How ‘Reach One Each One’ Helped Two Teens Reach New Heights

 

Some 3,000 miles away from her Atlanta home, Aungelique McGhee is learning how to communicate difficult medical terms to Spanish speakers and learning new skills at a local clinic in Costa Rica. It’s an opportunity that otherwise may not have come McGhee’s way had she not participated in Morehouse School of Medicine’s Reach One Each One program.

McGhee was a junior at Atlanta’s Grady High School in the fall of 2015 when she and her good friend and classmate Jesse Hume enrolled in ROEO. Two of her teachers suggested the program to the two, knowing their interest in healthcare and volunteering. That choice set McGhee’s path.

“ROEO confirmed my decision to pursue medicine,” said McGhee. “I knew after completing this program I definitely wanted to go into medicine. I want to be a doctor and provide hope to patients and their families.”

McGhee will start her junior year at Xavier University of Louisiana in the fall. She is a biology major with minors in chemistry and Spanish and is considering adding math as a third minor. Once she graduates in 2020, McGhee plans to go on to medical school. She has not yet decided which area of medicine she wants to focus on, but one option is to be an emergency room physician, like her mentor, Omar Danner, M.D., a trauma surgeon and surgical critical care specialist at Grady Hospital and associate professor at MSM. Dr. Danner is also the program director of ROEO.

For eight years now, ROEO has selected high-performing, underrepresented students from high schools in Atlanta and DeKalb County. The teens then get the opportunity for an up close and personal look at the medical world.

“We’re exposing and interacting with the best and brightest students who have an interest in biological sciences and potential healthcare careers,” said Dr. Danner. “It’s a close working relationship. They get to learn about us and the field, and we get to learn about them as well.”

For 10 weeks during the school year, the students take part in an intensive pipeline program where they learn about careers in medicine, tour local medical schools, have the chance to perform medical simulations on MSM’s campus, and observe clinical services at Grady Hospital. But ROEO is not just about medicine. The students also learn how to prepare for college, take part in financial literacy workshops and develop lasting relationships with mentors and fellow students.

ROEO 2015Aungelique McGhee (center left) and Jesse Hume (center right) along with
their fellow 2015 ROEO participants and MSM and Grady leaders.

 

For Dr. Danner, working with young people gives him a much-needed break from the trauma and chaos – many times the result of gun violence – that surround him in the operating room. Dr. Danner says too often, those patients are the same age as the students he mentors.

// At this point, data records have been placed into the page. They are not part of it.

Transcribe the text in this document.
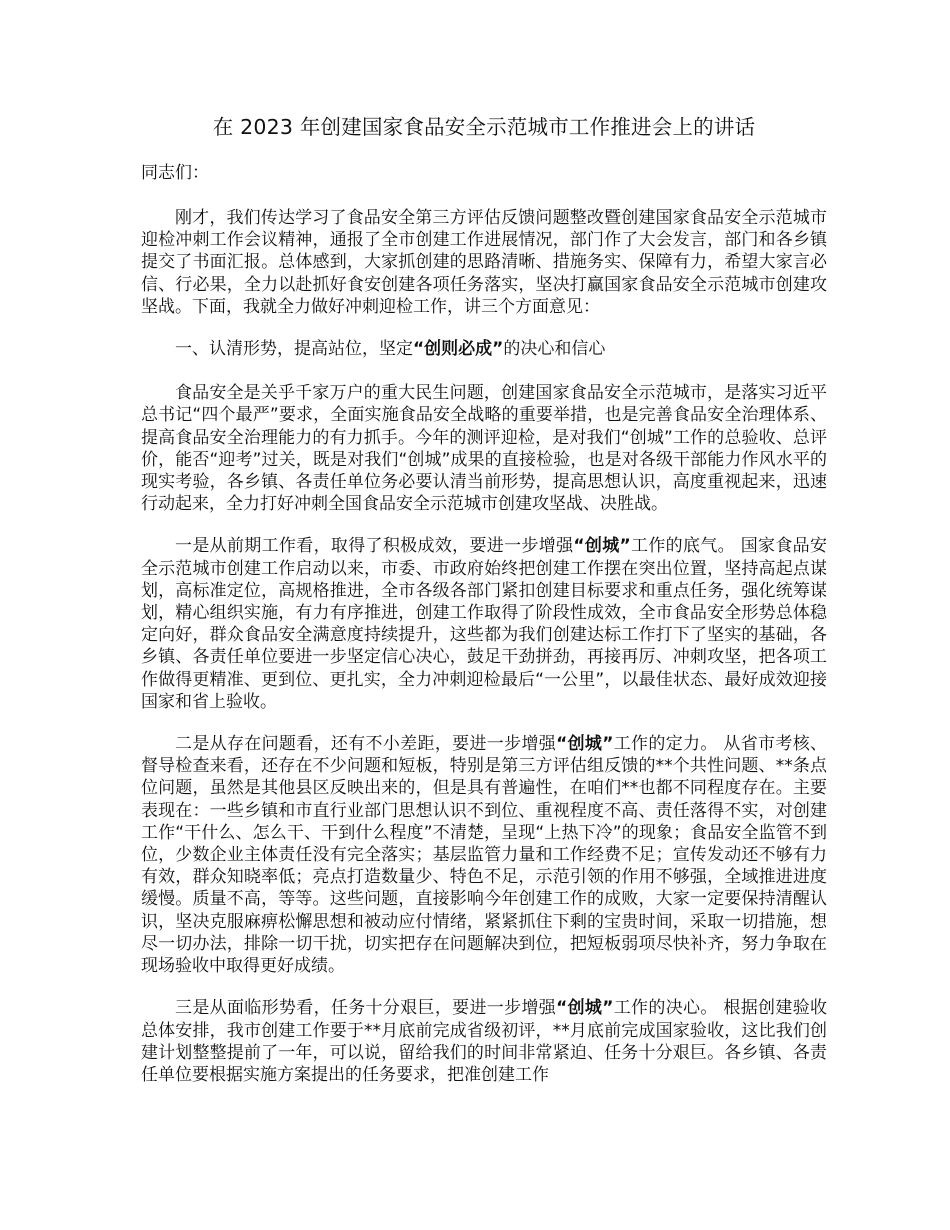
在 2023 年创建国家食品安全示范城市工作推进会上的讲话

同志们：

刚才，我们传达学习了食品安全第三方评估反馈问题整改暨创建国家食品安全示范城市迎检冲刺工作会议精神，通报了全市创建工作进展情况，部门作了大会发言，部门和各乡镇提交了书面汇报。总体感到，大家抓创建的思路清晰、措施务实、保障有力，希望大家言必信、行必果，全力以赴抓好食安创建各项任务落实，坚决打赢国家食品安全示范城市创建攻坚战。下面，我就全力做好冲刺迎检工作，讲三个方面意见：

一、认清形势，提高站位，坚定“创则必成”的决心和信心

食品安全是关乎千家万户的重大民生问题，创建国家食品安全示范城市，是落实习近平总书记“四个最严”要求，全面实施食品安全战略的重要举措，也是完善食品安全治理体系、提高食品安全治理能力的有力抓手。今年的测评迎检，是对我们“创城”工作的总验收、总评价，能否“迎考”过关，既是对我们“创城”成果的直接检验，也是对各级干部能力作风水平的现实考验，各乡镇、各责任单位务必要认清当前形势，提高思想认识，高度重视起来，迅速行动起来，全力打好冲刺全国食品安全示范城市创建攻坚战、决胜战。

一是从前期工作看，取得了积极成效，要进一步增强“创城”工作的底气。 国家食品安全示范城市创建工作启动以来，市委、市政府始终把创建工作摆在突出位置，坚持高起点谋划，高标准定位，高规格推进，全市各级各部门紧扣创建目标要求和重点任务，强化统筹谋划，精心组织实施，有力有序推进，创建工作取得了阶段性成效，全市食品安全形势总体稳定向好，群众食品安全满意度持续提升，这些都为我们创建达标工作打下了坚实的基础，各乡镇、各责任单位要进一步坚定信心决心，鼓足干劲拼劲，再接再厉、冲刺攻坚，把各项工作做得更精准、更到位、更扎实，全力冲刺迎检最后“一公里”，以最佳状态、最好成效迎接国家和省上验收。

二是从存在问题看，还有不小差距，要进一步增强“创城”工作的定力。 从省市考核、督导检查来看，还存在不少问题和短板，特别是第三方评估组反馈的**个共性问题、**条点位问题，虽然是其他县区反映出来的，但是具有普遍性，在咱们**也都不同程度存在。主要表现在：一些乡镇和市直行业部门思想认识不到位、重视程度不高、责任落得不实，对创建工作“干什么、怎么干、干到什么程度”不清楚，呈现“上热下冷”的现象；食品安全监管不到位，少数企业主体责任没有完全落实；基层监管力量和工作经费不足；宣传发动还不够有力有效，群众知晓率低；亮点打造数量少、特色不足，示范引领的作用不够强，全域推进进度缓慢。质量不高，等等。这些问题，直接影响今年创建工作的成败，大家一定要保持清醒认识，坚决克服麻痹松懈思想和被动应付情绪，紧紧抓住下剩的宝贵时间，采取一切措施，想尽一切办法，排除一切干扰，切实把存在问题解决到位，把短板弱项尽快补齐，努力争取在现场验收中取得更好成绩。

三是从面临形势看，任务十分艰巨，要进一步增强“创城”工作的决心。 根据创建验收总体安排，我市创建工作要于**月底前完成省级初评，**月底前完成国家验收，这比我们创建计划整整提前了一年，可以说，留给我们的时间非常紧迫、任务十分艰巨。各乡镇、各责任单位要根据实施方案提出的任务要求，把准创建工作
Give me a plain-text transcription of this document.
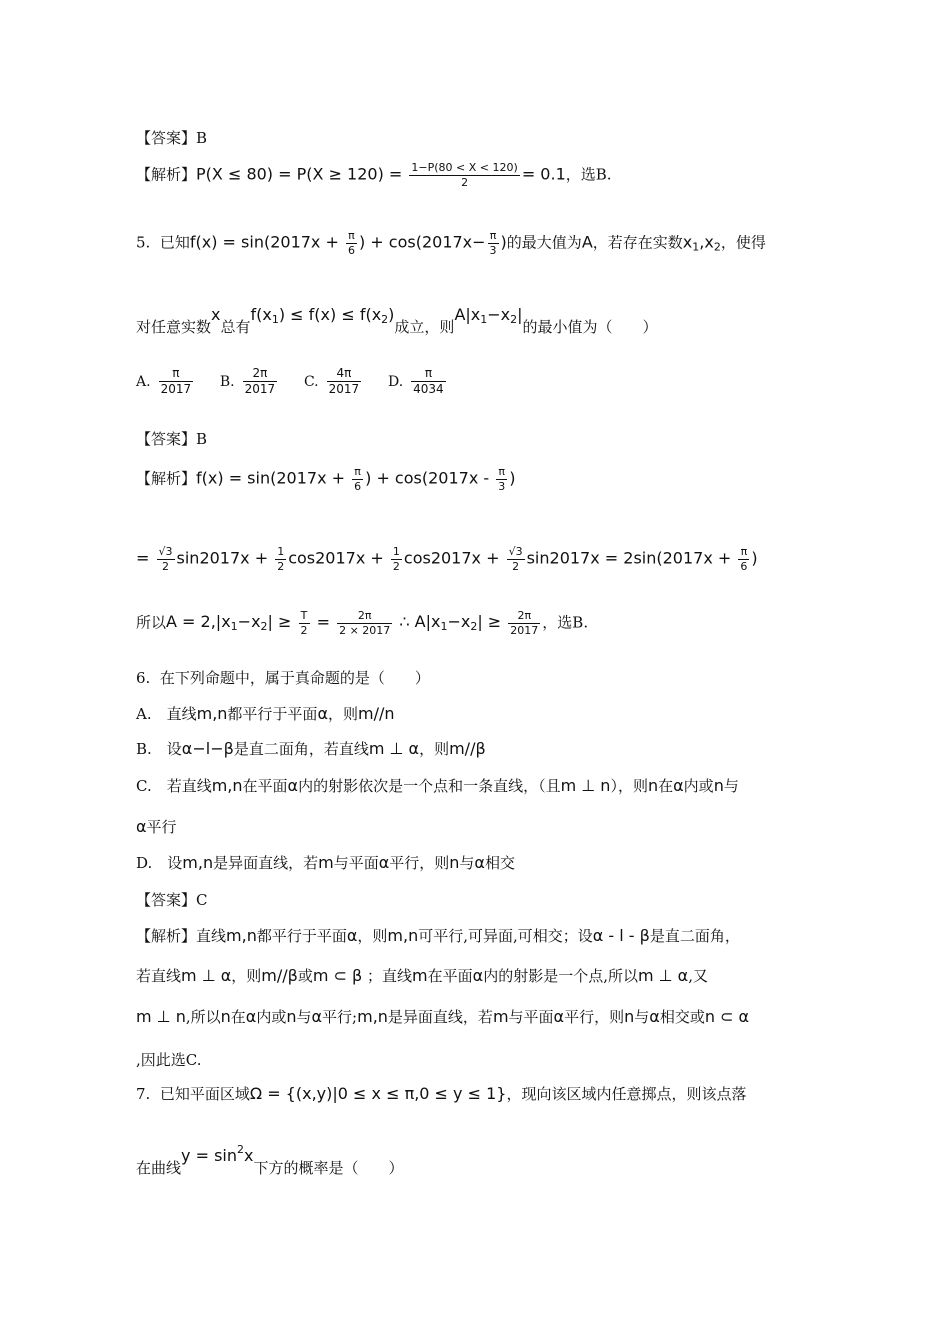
【答案】B
【解析】$P(X \le 80) = P(X \ge 120) = \frac{1-P(80 < X < 120)}{2} = 0.1$，选B.
5. 已知$f(x) = \sin(2017x + \frac{\pi}{6}$ ) + $\cos(2017x- \frac{\pi}{3}$ )的最大值为A，若存在实数$x_1,x_2$，使得
对任意实数x总有$f(x_1) \le f(x) \le f(x_2)$成立，则$A|x_1-x_2|$的最小值为（　　）
A. $\frac{\pi}{2017} B$. $\frac{2\pi}{2017} C$. $\frac{4\pi}{2017} D$. $\frac{\pi}{4034}$
【答案】B
【解析】$f(x) = \sin(2017x + \frac{\pi}{6}$ ) + $\cos(2017x - \frac{\pi}{3}$ )
= $\frac{√3}{2} \sin 2017x + \frac{1}{2} \cos 2017x + \frac{1}{2} \cos 2017x + \frac{√3}{2} \sin 2017x = 2\sin(2017x + \frac{\pi}{6}$ )
所以$A = 2,|x_1-x_2| \ge \frac{T}{2} = \frac{2\pi}{2 \times 2017}$ ∴ $A|x_1-x_2| \ge \frac{2\pi}{2017}$ ，选B.
6. 在下列命题中，属于真命题的是（　　）
A.　直线m,n都平行于平面α，则m//n
B.　设α−l−β是直二面角，若直线m ⊥ α，则m//β
C.　若直线m,n在平面α内的射影依次是一个点和一条直线，（且m ⊥ n），则n在α内或n与
α平行
D.　设m,n是异面直线，若m与平面α平行，则n与α相交
【答案】C
【解析】直线m,n都平行于平面α，则m,n可平行,可异面,可相交；设α - l - β是直二面角，
若直线m ⊥ α，则m//β或m ⊂ β ；直线m在平面α内的射影是一个点,所以m ⊥ α,又
m ⊥ n,所以n在α内或n与α平行;m,n是异面直线，若m与平面α平行，则n与α相交或n ⊂ α
,因此选C.
7. 已知平面区域Ω = {(x,y)|0 ≤ x ≤ π,0 ≤ y ≤ 1}，现向该区域内任意掷点，则该点落
在曲线$y = \sin^2x$下方的概率是（　　）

“This program gives me a chance to step away from one aspect of professional practice and see young, bright, impressionable minds being molded and developed,” said Dr. Danner. “A lot of times our accomplishments and success is measured through their accomplishment and success. It’s a good chance to see kids doing things in a positive light, doing positive things.”

One of those success stories is Hume, a rising junior at Syracuse University. Hume took part in ROEO as a student in the nursing and biomedical program at Grady High School. She is now on the fast track to graduate in 2020 with both a bachelor’s degree in public health and a master’s in global health.

“I can honestly say that ROEO has been one of the most profound and educating times in my life so far,” Hume said of the intense program, “I absolutely loved it. It pushed me in the direction of medicine. At the time I wasn’t so sure. I was thinking about it but wasn’t completely sold on it.”

Hume recalls a time when she had the chance to watch a surgery being performed at Grady Hospital.

“We got to go into ORs, which is pretty unique. I don’t know of any other high school program that would actually allow students into an OR to observe a surgery. You really do see the daily life of a doctor in a hospital and everything that they have to do.”

Witnessing the surgeon and the medical team work to save the life of an actual patient is what convinced Hume that healthcare and medicine was where she wanted to grow her career.

Helping others overcome health disparities is important to Hume. She came to this realization after working for a medical volunteer program in Mongolia in the summer of 2015. Dr. Danner helped Hume gain access to this life-changing experience.

“I saw a lot of unfairness in the way people were treated [in Mongolia],” said Hume. “In the United States, heart medication is something you can get easily. You can just go down to a local drug store. But in Mongolia, I saw patients with like a heart murmur. That was uncontrollable. That was a death sentence.”

Jesse Hume in MongoliaJesse Hume (2nd from left) with her volunteer group in Mongolia.

Hume, who plans to become a midwife one day, also had the opportunity to intern in the maternity ward at Grady Hospital in 2015 through the ROEO summer capstone program, which allows ROEO graduates to shadow doctors, spend more time in real life settings and dive deeper into their chosen medical field.

With a bright future ahead of her, Hume hopes to travel to developing nations around the globe and work as a midwife. Later down the road, she wishes to use her firsthand clinical experience in order to become an advocate for the underserved and be a voice for them in public health policy.